On January 18, 1974, Virgilijus Jaugelis was ordered to present himself before the Vilnius State Security Committee. Lazarevičius, the interrogator, attempted to find out the name of the person who had given Jaugelis a satchel containing mimeograph stencils. Jaugelis explained that, in his opinion, the search that had been conducted in his home was illegal since freedom of the press is guaranteed by the constitution. Those who had conducted the search were, in fact, lawbreakers, and that for this reason he was refusing to say anything. One of the interrogators expressed the opinion that V. Jaugelis should be taken to a mental hospital to have his health checked.

    Jaugelis was interrogated again on the following day. He was asked whether he knew Petronis, Father Zdebskis, and others. Jaugelis was fingerprinted and had to provide samples of his handwriting.

    On February 25, 1974, the Rev. Jonas Buliauskas was ordered to appear before the Vilnius State Security Committee for questioning. The priest, however, refused to answer the interrogator's questions on the grounds that the latter had no right to interrogate him concerning religious matters.


    In January, 1974, Arimantas Raškinis (a graduate student of technology) was ordered to report to security police headquarters in Vilnius for questioning. His wife, Danutė Raškinienė (a graduate student of physics and mathematics), is employed by the V. Kapsukas University in Vilnius as an instructor in the department of physics and mathematics of the evening school in Kaunas. Both were warned that in the future they might lose their jobs because of their religious convictions.


    On Ash Wednesday, 1974, the Rev. J. Zdebskis was ordered to appear for questioning before the Vilnius State Security Committee. In the opinion of the security police, he is the "General," that is, the leader of the anti-Soviet activities. His interrogation lasted until the evening of the following day.
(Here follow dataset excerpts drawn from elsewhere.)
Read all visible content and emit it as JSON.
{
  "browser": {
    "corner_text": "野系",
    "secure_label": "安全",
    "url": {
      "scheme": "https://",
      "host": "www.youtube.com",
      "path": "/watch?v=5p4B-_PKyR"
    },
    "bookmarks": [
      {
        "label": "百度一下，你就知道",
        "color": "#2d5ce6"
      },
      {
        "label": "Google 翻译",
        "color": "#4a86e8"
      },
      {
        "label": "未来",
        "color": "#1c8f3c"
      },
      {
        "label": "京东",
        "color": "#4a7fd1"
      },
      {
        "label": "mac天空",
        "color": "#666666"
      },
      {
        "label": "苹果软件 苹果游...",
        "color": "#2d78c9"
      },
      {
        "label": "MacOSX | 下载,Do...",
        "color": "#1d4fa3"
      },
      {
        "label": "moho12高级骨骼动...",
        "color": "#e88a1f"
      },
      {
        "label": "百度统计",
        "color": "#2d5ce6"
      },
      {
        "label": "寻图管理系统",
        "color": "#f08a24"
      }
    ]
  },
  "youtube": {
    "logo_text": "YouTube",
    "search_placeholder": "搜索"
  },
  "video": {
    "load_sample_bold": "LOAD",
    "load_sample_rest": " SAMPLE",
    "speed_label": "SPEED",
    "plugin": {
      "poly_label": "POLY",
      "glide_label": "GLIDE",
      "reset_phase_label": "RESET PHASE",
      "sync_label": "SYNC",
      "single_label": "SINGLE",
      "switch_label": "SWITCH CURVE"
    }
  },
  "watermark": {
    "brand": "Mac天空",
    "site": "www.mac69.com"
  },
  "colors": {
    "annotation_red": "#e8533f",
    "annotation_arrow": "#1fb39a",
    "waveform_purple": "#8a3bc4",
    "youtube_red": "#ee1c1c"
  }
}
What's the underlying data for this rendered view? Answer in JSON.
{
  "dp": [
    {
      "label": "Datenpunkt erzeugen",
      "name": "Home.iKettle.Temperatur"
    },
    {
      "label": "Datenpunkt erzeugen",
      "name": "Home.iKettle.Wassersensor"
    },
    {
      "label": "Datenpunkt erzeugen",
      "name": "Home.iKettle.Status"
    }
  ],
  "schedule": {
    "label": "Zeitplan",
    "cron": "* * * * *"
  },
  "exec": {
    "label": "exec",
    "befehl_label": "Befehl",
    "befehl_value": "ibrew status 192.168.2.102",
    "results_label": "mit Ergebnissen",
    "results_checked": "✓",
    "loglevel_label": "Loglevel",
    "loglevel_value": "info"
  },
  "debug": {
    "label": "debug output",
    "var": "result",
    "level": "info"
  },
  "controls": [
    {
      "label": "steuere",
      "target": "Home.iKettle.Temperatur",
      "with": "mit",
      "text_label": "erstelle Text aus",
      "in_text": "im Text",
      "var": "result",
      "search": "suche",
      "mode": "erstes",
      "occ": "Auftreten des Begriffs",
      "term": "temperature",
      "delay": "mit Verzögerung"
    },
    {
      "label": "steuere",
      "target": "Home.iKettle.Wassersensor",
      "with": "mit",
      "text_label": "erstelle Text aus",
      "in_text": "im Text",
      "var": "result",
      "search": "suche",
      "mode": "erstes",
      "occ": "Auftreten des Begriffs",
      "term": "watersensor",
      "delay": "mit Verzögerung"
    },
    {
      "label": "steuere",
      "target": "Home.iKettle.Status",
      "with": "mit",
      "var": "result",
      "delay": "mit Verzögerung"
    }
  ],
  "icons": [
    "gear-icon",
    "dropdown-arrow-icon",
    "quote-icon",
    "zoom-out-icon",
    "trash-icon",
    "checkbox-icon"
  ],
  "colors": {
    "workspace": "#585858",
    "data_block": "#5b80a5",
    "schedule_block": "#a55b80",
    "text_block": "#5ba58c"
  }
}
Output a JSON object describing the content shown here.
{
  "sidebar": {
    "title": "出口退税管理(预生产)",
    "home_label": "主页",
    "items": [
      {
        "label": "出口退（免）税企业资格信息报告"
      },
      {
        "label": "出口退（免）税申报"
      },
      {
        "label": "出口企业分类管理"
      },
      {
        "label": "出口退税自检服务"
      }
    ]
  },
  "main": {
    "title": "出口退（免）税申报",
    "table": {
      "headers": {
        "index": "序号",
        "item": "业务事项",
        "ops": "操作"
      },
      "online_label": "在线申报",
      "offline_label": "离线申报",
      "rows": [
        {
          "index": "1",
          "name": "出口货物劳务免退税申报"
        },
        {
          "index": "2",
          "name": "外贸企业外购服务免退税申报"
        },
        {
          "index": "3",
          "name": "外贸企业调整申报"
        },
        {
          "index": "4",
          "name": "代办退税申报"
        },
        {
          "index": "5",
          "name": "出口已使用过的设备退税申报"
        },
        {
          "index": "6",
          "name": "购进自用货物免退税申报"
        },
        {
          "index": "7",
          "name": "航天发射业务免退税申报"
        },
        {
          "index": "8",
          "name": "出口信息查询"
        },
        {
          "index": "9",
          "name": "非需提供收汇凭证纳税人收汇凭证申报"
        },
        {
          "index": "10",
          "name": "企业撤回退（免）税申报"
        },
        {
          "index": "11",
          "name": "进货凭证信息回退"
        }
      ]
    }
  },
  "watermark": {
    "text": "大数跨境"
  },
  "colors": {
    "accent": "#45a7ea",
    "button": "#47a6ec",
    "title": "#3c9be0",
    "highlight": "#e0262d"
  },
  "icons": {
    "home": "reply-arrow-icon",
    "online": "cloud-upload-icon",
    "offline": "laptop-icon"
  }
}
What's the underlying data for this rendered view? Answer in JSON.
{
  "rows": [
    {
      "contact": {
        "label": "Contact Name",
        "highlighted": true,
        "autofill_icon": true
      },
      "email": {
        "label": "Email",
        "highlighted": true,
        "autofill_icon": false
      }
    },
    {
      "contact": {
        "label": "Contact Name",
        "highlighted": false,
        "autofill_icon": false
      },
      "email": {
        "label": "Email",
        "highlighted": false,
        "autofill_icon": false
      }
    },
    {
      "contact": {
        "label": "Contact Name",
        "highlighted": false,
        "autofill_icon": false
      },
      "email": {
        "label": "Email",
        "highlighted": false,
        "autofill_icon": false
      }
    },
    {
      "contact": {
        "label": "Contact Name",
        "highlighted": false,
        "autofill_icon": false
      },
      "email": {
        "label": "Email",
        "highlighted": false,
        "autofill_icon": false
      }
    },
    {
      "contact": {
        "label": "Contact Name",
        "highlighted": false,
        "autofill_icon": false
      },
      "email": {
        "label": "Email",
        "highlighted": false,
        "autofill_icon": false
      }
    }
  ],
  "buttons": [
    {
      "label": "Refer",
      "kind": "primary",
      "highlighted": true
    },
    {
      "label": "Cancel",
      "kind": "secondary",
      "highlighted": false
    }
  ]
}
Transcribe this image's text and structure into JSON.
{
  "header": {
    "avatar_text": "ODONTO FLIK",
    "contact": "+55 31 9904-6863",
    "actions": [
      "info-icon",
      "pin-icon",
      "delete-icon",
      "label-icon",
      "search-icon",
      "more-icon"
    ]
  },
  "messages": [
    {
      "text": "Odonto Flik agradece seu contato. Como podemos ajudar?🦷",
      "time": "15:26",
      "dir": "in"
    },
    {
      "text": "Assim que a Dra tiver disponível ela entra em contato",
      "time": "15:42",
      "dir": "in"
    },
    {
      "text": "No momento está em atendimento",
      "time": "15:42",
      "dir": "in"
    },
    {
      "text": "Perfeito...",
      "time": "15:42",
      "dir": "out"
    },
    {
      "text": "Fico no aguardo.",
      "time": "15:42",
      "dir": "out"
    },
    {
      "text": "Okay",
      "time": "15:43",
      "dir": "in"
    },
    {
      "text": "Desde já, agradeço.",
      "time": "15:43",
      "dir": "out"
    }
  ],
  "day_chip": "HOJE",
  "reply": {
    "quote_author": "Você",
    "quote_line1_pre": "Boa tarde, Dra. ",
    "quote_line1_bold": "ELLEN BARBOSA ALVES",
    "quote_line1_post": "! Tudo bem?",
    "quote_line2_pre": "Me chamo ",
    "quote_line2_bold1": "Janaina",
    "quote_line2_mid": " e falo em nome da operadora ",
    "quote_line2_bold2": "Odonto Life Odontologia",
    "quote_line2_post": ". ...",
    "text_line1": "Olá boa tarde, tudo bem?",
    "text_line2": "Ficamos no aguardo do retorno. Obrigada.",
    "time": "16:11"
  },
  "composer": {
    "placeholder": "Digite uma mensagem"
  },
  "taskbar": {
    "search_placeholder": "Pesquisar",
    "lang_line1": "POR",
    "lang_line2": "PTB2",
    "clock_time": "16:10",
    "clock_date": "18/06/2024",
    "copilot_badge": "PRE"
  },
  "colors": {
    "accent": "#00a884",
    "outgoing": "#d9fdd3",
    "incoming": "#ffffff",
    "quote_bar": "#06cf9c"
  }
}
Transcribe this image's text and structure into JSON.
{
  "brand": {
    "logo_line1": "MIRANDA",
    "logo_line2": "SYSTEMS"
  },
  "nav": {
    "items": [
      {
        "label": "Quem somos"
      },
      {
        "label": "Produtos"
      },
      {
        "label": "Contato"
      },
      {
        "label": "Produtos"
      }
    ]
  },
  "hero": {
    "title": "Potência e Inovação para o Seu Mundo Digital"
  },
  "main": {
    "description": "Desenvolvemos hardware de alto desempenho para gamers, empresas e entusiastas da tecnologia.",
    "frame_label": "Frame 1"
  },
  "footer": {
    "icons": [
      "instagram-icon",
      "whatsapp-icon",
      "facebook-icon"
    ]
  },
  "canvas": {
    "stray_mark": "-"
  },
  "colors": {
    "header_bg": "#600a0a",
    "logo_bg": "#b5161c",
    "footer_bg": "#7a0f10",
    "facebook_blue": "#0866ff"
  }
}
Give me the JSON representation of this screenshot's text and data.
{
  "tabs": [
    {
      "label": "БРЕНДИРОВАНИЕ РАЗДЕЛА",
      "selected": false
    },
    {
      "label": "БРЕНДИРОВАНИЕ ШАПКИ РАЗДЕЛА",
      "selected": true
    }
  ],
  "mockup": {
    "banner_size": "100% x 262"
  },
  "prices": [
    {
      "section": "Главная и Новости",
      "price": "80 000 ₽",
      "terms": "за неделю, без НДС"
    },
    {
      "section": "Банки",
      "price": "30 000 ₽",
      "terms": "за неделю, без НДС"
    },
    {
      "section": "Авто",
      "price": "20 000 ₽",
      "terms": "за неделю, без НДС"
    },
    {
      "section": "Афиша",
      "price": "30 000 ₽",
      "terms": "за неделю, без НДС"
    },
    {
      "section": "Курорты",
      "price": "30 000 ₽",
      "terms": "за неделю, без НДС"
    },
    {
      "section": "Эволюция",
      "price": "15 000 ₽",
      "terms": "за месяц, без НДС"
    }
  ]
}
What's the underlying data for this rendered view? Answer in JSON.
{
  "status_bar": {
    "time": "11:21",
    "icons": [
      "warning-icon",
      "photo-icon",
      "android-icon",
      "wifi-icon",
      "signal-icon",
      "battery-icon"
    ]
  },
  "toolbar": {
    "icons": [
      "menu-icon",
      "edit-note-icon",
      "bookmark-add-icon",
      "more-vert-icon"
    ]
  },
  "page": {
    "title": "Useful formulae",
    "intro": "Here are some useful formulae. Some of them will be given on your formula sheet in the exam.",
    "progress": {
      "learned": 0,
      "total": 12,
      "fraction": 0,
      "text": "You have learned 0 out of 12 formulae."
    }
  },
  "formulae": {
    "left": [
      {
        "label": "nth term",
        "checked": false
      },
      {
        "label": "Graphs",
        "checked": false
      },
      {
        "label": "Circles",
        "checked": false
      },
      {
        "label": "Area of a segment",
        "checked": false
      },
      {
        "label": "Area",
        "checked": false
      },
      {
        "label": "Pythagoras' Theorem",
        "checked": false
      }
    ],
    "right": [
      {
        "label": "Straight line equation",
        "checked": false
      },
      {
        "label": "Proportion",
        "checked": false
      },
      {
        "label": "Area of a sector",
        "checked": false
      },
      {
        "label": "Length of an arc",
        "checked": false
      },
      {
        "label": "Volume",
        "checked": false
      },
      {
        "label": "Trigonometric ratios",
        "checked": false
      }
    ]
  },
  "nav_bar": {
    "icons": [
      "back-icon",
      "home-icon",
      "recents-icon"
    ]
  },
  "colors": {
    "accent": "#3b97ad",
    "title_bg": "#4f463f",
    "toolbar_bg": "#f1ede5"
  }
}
    Many other persons were also interrogated by the Vilnius State Security Committee. Among these were K. Tarutis [Mrs.] A. Pliuirienė, and [Miss] N. Stašaitytė. The security police were interested mostly in their acquaintance with those who have been arrested, and with others.

    There is no information about the interrogations of some of those arrested, namely, P. Pliuira, J. Stašaitis, and others. One security policeman was heard to remark that the interrogations would take about a year since "that's the style nowadays." One prisoner made the following statement about the present methods of interrogation: "If one compares interrogations conducted in 1958 with those being conducted now, they are as different as heaven from hell."

    Being unable to physically ease the suffering of those who have been arrested, the believers of Lithuania remember them daily in their prayers.

    It is widely said that during the interrogations attempts are made to recruit certain persons into working for the security organs.